Eine lange Liste
Lang ist die Liste derer, welche die Führungslehre seit der Wende vom 19. zum 20. Jahrhundert prägten. Auf ihr stehen vor allem Amerikaner, die zumeist aus dem akademischen Milieu stammen. Hier sollen nur jene vorgestellt werden, die auf Theorie und Praxis bedeutsam einwirkten und auch heute noch gewürdigt werden.
Mary Parker Follet
Kritik am klassischen Ansatz
Schon vor Mayo hatte die Konfliktforscherin Mary Parker Follet (1886–1939) die Schule des „klassischen Managements“, der neben Frederick Taylor auch Max Weber und Henry Fayol angehören, wegen ihres bürokratischen, mechanistischen und antipsychologischen Ansatzes kritisiert. Insbesondere wandte sie sich gegen eine Verabsolutierung der Autoritätsrolle. Follet stellte die Idee der „gemeinsamen Macht“ an die Stelle der „dominierenden Macht“. Erst durch die Integration der Tätigkeiten aller Mitglieder erreicht eine Organisation ihre maximale Effektivität. Sie forderte, dass die Menschen „miteinander“ arbeiten und sich nicht „einer unter dem anderen“ befindet. Die Frage lautet nicht „Vor wem bin ich verantwortlich?“, sondern „Wofür bin ich verantwortlich?“.
Konflikte sind normal
Als Konfliktforscherin erkannte sie frühzeitig die konstruktive Rolle des Konflikts als einen „normalen Prozess“ der Zusammenarbeit. Statt Dominanz und Kompromiss suchte sie die konstruktive Integration von Gegensätzen.
Mary Parker Follet hat leider keine systematisierte Darlegung ihrer Ansichten hinterlassen, sondern ist mit zahlreichen Vorträgen und Artikeln an die Öffentlichkeit getreten.
McGregors XY-Theorie
Die Sicht des Managers bestimmt den Erfolg
Die von Mayo und seinen Anhängern begründete Sozialpsychologie des Unternehmens wurde am konsequentesten von Douglas McGregor (1906–1964) weiterentwickelt. Er war der Meinung, dass die Entwicklung von Unternehmen durch den Einfluss einer ganzen Reihe von falschen Vorstellungen über die Verhaltensmotive der Mitarbeiter gebremst werde. Seine Erkenntnisse brachte er auf diesen Nenner: Die allgemeine Sichtweise, die ein Manager von Menschen beziehungsweise Mitarbeitern hat, bestimmt dessen Verhalten und damit den Unternehmenserfolg. Sieht der Manager den Mitarbeiter positiv, folgt daraus ein anderes, eher motivierendes Führungsverhalten als bei einer negativen Sichtweise, aus der in der Regel Kontrolle und Sanktionen resultieren. McGregor definiert die verschiedenen Sichtweisen idealtypisch als X- und Y-Theorie. Pessimistische Sichtweisen von Menschen, wie sie für Adam Smith, N. Machiavelli, F. Taylor oder S. Freud typisch sind, subsumierte er unter X, optimistische Sichtweisen, für die J. Locke, E. Mayo und A. Maslow stehen, unter Y.

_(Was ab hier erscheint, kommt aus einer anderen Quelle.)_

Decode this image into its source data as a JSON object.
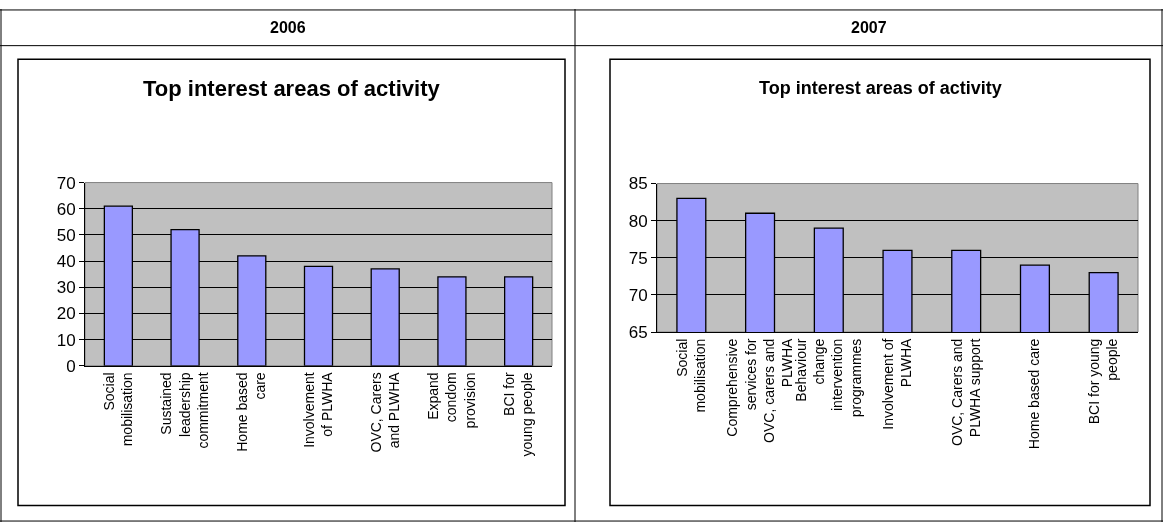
{
  "chart_data": [
    {
      "type": "bar",
      "subtitle": "2006",
      "title": "Top interest areas of activity",
      "categories": [
        "Social mobilisation",
        "Sustained leadership commitment",
        "Home based care",
        "Involvement of PLWHA",
        "OVC, Carers and PLWHA",
        "Expand condom provision",
        "BCI for young people"
      ],
      "values": [
        61,
        52,
        42,
        38,
        37,
        34,
        34
      ],
      "color": "#9999ff",
      "ylim": [
        0,
        70
      ],
      "yticks": [
        0,
        10,
        20,
        30,
        40,
        50,
        60,
        70
      ],
      "grid": "y"
    },
    {
      "type": "bar",
      "subtitle": "2007",
      "title": "Top interest areas of activity",
      "categories": [
        "Social mobilisation",
        "Comprehensive services for OVC, carers and PLWHA",
        "Behaviour change intervention programmes",
        "Involvement of PLWHA",
        "OVC, Carers and PLWHA support",
        "Home based care",
        "BCI for young people"
      ],
      "values": [
        83,
        81,
        79,
        76,
        76,
        74,
        73
      ],
      "color": "#9999ff",
      "ylim": [
        65,
        85
      ],
      "yticks": [
        65,
        70,
        75,
        80,
        85
      ],
      "grid": "y"
    }
  ]
}
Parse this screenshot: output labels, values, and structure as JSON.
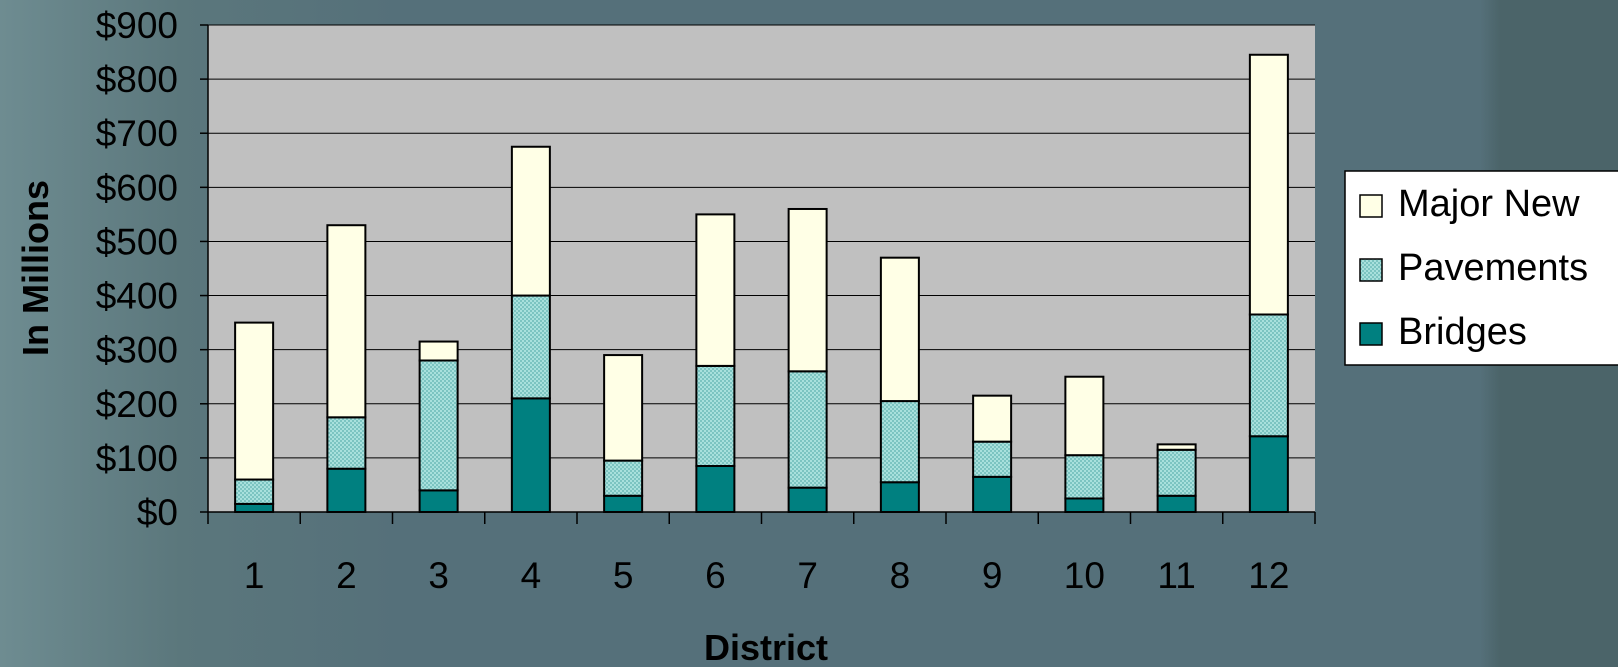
{
  "chart_data": {
    "type": "bar",
    "stacked": true,
    "categories": [
      "1",
      "2",
      "3",
      "4",
      "5",
      "6",
      "7",
      "8",
      "9",
      "10",
      "11",
      "12"
    ],
    "series": [
      {
        "name": "Bridges",
        "color": "#008080",
        "pattern": "solid",
        "values": [
          15,
          80,
          40,
          210,
          30,
          85,
          45,
          55,
          65,
          25,
          30,
          140
        ]
      },
      {
        "name": "Pavements",
        "color": "#9dd9d6",
        "pattern": "checker",
        "values": [
          45,
          95,
          240,
          190,
          65,
          185,
          215,
          150,
          65,
          80,
          85,
          225
        ]
      },
      {
        "name": "Major New",
        "color": "#ffffe6",
        "pattern": "solid",
        "values": [
          290,
          355,
          35,
          275,
          195,
          280,
          300,
          265,
          85,
          145,
          10,
          480
        ]
      }
    ],
    "xlabel": "District",
    "ylabel": "In Millions",
    "ylim": [
      0,
      900
    ],
    "yticks": [
      0,
      100,
      200,
      300,
      400,
      500,
      600,
      700,
      800,
      900
    ],
    "ytick_labels": [
      "$0",
      "$100",
      "$200",
      "$300",
      "$400",
      "$500",
      "$600",
      "$700",
      "$800",
      "$900"
    ],
    "grid": true,
    "legend_position": "right",
    "legend_order": [
      "Major New",
      "Pavements",
      "Bridges"
    ],
    "plot_background": "#c0c0c0"
  }
}
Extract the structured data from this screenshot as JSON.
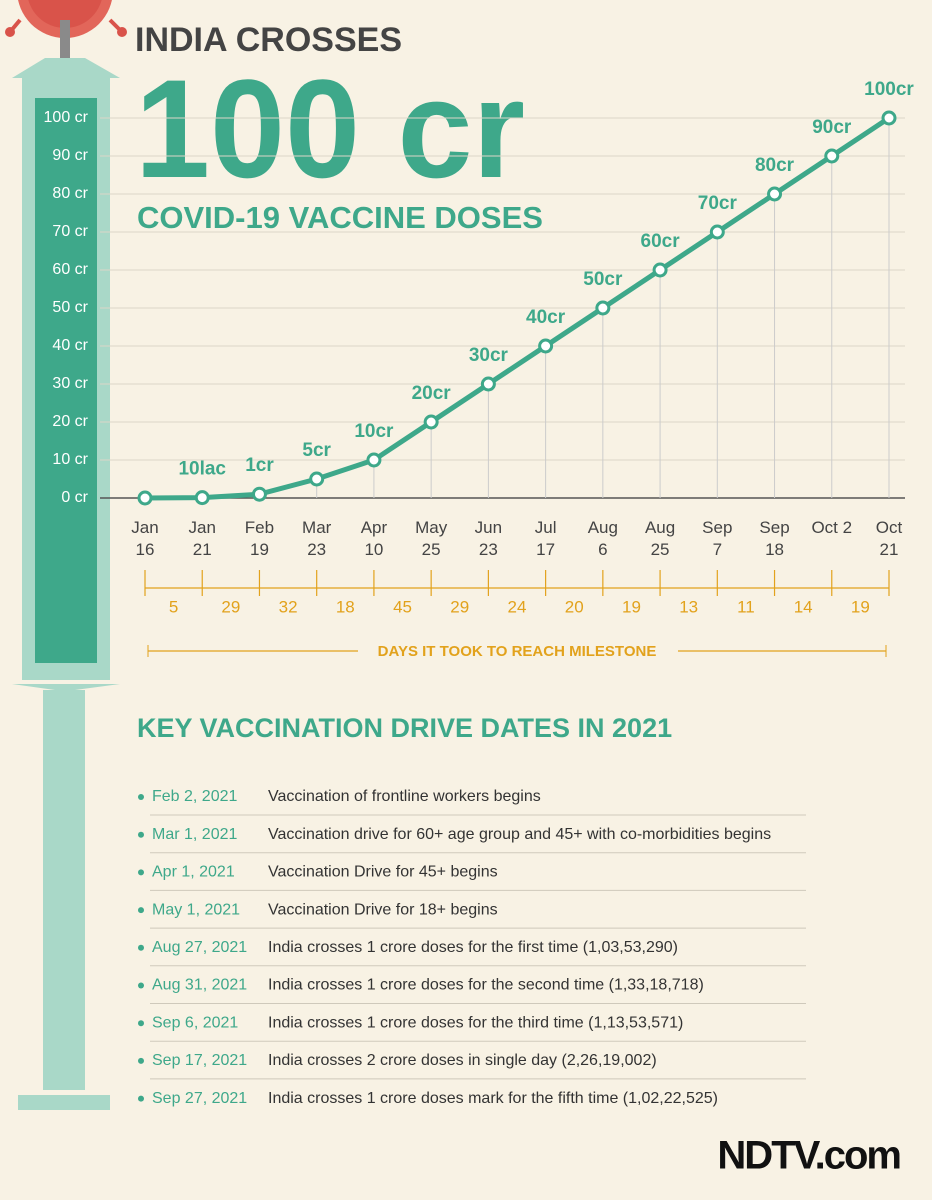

Die wichtigsten Annahmen der Theorien X und Y nach D. McGregor:
Theorie X und Theorie Y im Überblick
Theorie X | Theorie Y |
Der Mensch hat eine angeborene Abscheu vor der Arbeit und versucht, sie soweit wie möglich zu vermeiden. | Der Mensch hat keine angeborene Abneigung gegen Arbeit, im Gegenteil: Arbeit kann eine wichtige Quelle der Zufriedenheit sein. |
Deshalb müssen die meisten Menschen kontrolliert, geführt und mit Strafandrohung gezwungen werden, einen produktiven Beitrag zur Erreichung der Organisationsziele zu leisten. | Wenn der Mensch sich mit den Zielen der Organisation identifiziert, sind externe Kontrollen unnötig; er wird Selbstkontrolle und eigene Initiative entwickeln. |
Der Mensch möchte gern geführt werden, Verantwortung vermeiden, hat wenig Ehrgeiz und wünscht vor allem Sicherheit. | Die wichtigsten Arbeitsanreize sind die Befriedigung von Ich-Bedürfnissen und das Streben nach Selbstverwirklichung. |
Der Mensch sucht bei entsprechender Anleitung eigene Verantwortung. Einfallsreichtum und Kreativität sind weit verbreitete Eigenschaften in der arbeitenden Bevölkerung; sie werden jedoch in industriellen Organisationen kaum aktiviert. |
Theorie X
„Ihrem Wesen nach legt Theorie X“, schrieb McGregor (1970, S. 150), „größten Nachdruck auf Taktiken und Kontrolle – auf Verfahren und Techniken, um den Mitarbeitern zu sagen, was sie zu tun haben. Mit ihrer Hilfe kann man auch ermitteln, ob sie die ihnen aufgetragenen Arbeiten auch erledigen, und dementsprechend Belohnung aussprechen oder Strafen verhängen (…)
Theorie Y
Nach Theorie Y hingegen muss man seine Aufmerksamkeit erst einmal dem Charakter der gegenseitigen Beziehungen widmen. Zu schaffen ist eine Umgebung, aus der ein stärkeres Gefühl der Verpflichtung gegenüber den unternehmerischen Zielen erwächst und den Mitarbeitern Gelegenheit gibt, ein Maximum an Initiative, Erfindungsgabe und Selbständigkeit zu entfalten, um die Ziele zu erreichen.“
Materielle Belohnung reicht nicht mehr
Laut Theorie Y, die nach McGregors Meinung die gegenwärtige Lage widerspiegelt (er meint die USA nach dem Zweiten Weltkrieg), haben die Beschäftigten im Wesentlichen ihre materiellen Bedürfnisse befriedigt. Folglich eignet sich die materielle Belohnung nicht mehr als Stimulus, um den Mitarbeiter anzuspornen. „Wenn er seinen Magen gesättigt hat“, schreibt McGregors Schüler Ways (1966, S. 146), „dann beginnt er von der Befriedigung höher stehender Bedürfnisse zu träumen. Er strebt danach, seine Persönlichkeit stärker herauszustellen und sein Ich zu befriedigen, das wesentlich schwieriger zu sättigen ist als der Magen“.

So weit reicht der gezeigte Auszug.